Popular voices also flourish in street performance. Bel Air is well known for its skilled songwriters and musicians who fill the neighborhood during Carnival and Rara season with politicized critiques and demands for social change. Since 2004, several of these songs have sought to amplify feelings of misery and insecurity among the poor. In so doing, they have returned to the theme of diminished popular sovereignty, targeting a neglectful state and the deleterious effects of foreign intervention in the arenas of security, services, and the economy. Here I offer two songs written in 2010 by carnival street bands but which, with much of carnival cancelled post-earthquake, were mainly performed in 2011. The first song’s punch comes in its title, which asks, “In what—situation, predicament, condition—are we here?” In typical fashion, it asserts that no one is present to defend the people, proclaiming both the disappearance of national leaders and the appearance of blan. The second is titled Pran Konseyans, which translates as “take care.” Unlike the English translation, it refers to an awakening of consciousness alongside concern. This song also calls attention to the simultaneous existence but non-presence of state agents—“our national police”—while denouncing the insidious machinations of the “colonists.” Rather than pose an open-ended question, this song positions the aesthetic, collective voice as the force capable of extending beyond the limits of the self to effect a social movement.

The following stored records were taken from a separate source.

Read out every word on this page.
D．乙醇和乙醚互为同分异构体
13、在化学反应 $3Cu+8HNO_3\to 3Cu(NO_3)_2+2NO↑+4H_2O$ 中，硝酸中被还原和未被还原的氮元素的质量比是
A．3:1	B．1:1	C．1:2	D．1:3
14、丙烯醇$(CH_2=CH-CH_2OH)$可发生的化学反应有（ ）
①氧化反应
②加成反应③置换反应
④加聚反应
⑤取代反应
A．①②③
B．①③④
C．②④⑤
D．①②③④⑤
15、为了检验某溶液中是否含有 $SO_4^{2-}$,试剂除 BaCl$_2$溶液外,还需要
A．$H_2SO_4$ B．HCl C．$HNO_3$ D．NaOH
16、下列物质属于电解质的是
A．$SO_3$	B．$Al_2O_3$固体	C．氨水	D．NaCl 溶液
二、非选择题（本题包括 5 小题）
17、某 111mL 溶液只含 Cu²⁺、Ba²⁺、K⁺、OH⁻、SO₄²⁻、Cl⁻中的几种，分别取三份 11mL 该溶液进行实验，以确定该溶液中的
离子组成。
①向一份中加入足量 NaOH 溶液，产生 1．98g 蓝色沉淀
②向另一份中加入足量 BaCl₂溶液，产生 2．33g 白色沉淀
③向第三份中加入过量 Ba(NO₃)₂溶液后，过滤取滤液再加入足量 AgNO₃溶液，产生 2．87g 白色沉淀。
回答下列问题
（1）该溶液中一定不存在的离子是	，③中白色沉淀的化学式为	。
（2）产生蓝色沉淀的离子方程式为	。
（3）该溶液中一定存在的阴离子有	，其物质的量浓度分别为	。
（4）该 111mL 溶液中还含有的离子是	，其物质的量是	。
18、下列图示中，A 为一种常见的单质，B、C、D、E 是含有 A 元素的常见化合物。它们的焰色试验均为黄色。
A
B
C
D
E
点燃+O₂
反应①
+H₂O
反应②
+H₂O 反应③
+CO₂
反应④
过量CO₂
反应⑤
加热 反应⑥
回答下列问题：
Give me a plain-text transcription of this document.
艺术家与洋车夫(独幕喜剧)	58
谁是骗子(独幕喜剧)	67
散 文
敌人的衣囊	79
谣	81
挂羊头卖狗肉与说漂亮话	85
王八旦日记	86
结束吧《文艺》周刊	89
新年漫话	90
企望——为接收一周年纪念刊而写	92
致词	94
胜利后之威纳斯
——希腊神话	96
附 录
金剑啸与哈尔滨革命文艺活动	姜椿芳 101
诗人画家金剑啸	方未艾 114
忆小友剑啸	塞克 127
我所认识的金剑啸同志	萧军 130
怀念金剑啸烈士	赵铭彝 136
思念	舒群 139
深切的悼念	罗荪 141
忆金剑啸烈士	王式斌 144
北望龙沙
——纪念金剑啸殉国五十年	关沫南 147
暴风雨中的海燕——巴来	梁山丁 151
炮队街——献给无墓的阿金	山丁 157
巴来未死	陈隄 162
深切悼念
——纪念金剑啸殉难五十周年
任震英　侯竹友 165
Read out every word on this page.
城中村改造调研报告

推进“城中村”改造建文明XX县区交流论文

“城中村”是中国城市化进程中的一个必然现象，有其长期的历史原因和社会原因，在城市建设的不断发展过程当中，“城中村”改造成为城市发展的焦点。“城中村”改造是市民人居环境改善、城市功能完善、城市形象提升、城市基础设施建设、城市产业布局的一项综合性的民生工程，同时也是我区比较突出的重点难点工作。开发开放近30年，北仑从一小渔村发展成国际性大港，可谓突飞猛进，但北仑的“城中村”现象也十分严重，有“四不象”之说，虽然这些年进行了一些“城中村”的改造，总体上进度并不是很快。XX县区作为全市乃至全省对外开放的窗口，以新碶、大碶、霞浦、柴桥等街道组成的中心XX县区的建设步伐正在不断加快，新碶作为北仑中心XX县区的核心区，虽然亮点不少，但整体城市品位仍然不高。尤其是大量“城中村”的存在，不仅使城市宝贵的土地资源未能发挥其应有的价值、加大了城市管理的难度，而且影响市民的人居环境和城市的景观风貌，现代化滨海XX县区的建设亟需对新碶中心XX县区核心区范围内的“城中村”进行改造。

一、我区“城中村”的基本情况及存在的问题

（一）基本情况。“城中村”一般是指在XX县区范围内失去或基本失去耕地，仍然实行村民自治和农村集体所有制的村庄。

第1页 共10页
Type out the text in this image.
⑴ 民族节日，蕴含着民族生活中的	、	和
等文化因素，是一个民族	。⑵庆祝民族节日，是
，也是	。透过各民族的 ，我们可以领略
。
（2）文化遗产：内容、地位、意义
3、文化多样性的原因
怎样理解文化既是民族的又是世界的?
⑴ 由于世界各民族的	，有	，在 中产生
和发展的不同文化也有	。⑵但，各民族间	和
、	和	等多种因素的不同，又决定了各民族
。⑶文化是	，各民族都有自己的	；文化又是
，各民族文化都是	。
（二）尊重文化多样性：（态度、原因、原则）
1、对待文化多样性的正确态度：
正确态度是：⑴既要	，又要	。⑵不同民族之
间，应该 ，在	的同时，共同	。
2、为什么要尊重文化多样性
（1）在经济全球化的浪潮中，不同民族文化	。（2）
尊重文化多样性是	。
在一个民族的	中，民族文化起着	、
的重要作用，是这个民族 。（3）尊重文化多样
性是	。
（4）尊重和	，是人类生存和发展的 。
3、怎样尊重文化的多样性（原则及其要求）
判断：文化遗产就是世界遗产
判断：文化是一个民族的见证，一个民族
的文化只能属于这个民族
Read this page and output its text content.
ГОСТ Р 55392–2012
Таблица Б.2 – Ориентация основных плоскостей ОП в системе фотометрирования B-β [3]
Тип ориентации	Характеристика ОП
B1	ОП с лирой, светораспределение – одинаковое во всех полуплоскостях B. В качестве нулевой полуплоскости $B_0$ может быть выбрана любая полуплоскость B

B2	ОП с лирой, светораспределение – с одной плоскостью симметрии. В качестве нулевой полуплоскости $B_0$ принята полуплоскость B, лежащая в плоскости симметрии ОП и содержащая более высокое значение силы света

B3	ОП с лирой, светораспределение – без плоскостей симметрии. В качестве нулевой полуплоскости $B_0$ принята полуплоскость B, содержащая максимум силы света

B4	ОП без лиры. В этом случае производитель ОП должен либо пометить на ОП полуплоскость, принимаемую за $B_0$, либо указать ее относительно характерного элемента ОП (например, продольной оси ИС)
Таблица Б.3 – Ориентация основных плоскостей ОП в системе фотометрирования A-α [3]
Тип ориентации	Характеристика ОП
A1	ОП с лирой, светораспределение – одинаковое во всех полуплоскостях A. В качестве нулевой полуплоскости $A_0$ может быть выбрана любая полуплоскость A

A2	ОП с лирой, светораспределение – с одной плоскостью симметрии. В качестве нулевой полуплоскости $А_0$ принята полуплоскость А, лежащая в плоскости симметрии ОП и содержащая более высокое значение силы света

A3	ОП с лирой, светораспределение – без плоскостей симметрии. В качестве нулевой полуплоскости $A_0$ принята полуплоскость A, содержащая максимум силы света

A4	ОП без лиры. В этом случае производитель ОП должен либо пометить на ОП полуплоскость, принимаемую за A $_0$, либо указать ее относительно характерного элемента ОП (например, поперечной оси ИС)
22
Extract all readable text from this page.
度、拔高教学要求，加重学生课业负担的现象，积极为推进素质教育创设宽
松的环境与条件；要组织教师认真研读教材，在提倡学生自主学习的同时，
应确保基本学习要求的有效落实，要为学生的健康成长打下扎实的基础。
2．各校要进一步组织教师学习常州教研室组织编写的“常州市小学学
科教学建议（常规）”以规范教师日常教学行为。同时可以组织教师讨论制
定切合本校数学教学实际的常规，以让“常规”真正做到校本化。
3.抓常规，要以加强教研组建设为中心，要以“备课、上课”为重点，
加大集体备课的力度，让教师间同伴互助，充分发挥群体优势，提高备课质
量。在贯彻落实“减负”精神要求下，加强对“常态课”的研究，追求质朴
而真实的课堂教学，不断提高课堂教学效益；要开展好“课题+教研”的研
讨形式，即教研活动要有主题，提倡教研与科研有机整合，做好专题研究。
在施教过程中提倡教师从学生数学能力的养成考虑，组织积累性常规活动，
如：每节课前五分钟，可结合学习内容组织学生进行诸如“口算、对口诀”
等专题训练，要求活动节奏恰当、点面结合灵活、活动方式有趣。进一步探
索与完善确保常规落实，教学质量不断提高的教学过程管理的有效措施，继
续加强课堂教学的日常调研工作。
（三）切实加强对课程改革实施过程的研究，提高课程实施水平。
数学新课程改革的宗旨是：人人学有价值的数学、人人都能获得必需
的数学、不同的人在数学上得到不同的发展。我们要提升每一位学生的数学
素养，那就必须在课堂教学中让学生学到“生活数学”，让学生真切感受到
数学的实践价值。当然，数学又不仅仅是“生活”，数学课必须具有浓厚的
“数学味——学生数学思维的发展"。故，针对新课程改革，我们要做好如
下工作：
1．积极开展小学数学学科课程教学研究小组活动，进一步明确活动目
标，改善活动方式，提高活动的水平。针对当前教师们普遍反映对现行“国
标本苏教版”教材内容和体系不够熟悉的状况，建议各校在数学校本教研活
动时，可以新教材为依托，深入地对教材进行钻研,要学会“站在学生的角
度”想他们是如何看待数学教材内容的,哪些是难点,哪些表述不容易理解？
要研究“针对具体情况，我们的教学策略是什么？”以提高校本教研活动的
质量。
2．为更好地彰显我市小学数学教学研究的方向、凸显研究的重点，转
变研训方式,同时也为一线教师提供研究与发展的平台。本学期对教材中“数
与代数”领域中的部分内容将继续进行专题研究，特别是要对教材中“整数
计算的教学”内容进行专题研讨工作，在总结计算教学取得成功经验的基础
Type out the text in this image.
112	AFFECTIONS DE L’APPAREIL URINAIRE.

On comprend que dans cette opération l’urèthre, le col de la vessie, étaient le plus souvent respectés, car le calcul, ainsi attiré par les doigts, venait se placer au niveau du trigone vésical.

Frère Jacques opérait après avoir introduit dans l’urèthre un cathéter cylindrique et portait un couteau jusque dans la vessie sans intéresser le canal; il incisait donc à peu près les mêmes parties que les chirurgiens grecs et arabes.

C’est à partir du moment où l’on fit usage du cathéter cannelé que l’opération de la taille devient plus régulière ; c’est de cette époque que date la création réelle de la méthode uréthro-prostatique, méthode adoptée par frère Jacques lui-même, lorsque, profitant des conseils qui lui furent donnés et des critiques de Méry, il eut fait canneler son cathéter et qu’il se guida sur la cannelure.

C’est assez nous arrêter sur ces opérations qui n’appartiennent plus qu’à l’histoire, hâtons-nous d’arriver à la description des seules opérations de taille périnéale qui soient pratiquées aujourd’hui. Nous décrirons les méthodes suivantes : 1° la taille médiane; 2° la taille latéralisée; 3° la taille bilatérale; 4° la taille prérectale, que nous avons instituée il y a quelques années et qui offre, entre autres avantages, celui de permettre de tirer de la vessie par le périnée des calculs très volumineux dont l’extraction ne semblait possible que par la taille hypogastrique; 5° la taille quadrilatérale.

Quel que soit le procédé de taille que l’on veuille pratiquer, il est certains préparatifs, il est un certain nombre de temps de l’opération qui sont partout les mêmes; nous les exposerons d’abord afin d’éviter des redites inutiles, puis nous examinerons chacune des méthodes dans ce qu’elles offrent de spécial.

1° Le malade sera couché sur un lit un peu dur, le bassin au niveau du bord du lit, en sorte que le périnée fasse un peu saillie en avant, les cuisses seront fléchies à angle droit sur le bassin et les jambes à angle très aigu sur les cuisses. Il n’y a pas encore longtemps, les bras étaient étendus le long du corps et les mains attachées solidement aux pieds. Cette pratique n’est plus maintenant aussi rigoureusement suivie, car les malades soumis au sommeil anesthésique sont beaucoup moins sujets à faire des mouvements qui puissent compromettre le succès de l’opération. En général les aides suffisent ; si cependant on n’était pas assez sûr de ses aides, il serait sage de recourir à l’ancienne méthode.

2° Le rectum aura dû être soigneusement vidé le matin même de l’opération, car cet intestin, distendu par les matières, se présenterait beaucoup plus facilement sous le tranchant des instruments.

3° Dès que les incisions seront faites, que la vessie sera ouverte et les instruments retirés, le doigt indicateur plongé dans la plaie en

Embodied, performative expression is a valued way to demonstrate support in Haiti. These cultural expressions, from slang to songs to murals, come from people who often feel voiceless in national political debates, let alone the closed-door discussion that send peacekeepers on such missions. It is for this reason that I find in them a form of what I have called elsewhere, vernacular sovereignty. What they offer is a necessary self-extension of the people’s voice into a consequential dialogue in which opinions matter and words dictate deeds.
I began by noting the ambiguous place of peacekeeping in Haiti and the questions this raises for citizens. I read these artistic reflections on peacekeeping as attempts to make sense of these questions, while asserting a vision of a rightful political world. What they reveal is far from mere resistance, as is commonly asserted. Instead, they capture and intervene in the messy space that emerges from divergent forces emanating from multiple sources and offer an attempt to harness these forces into a more coherent and graspable political relationship. My challenge is to make sense of this desire for an ordered political world with clear relations between the people and their sovereign. It is my hope that this article along with these artistic expressions help readers picture the ambivalent political imaginary that exists in Haiti and the desire for a particular kind of political power and dependency, even in the wake of great political violence.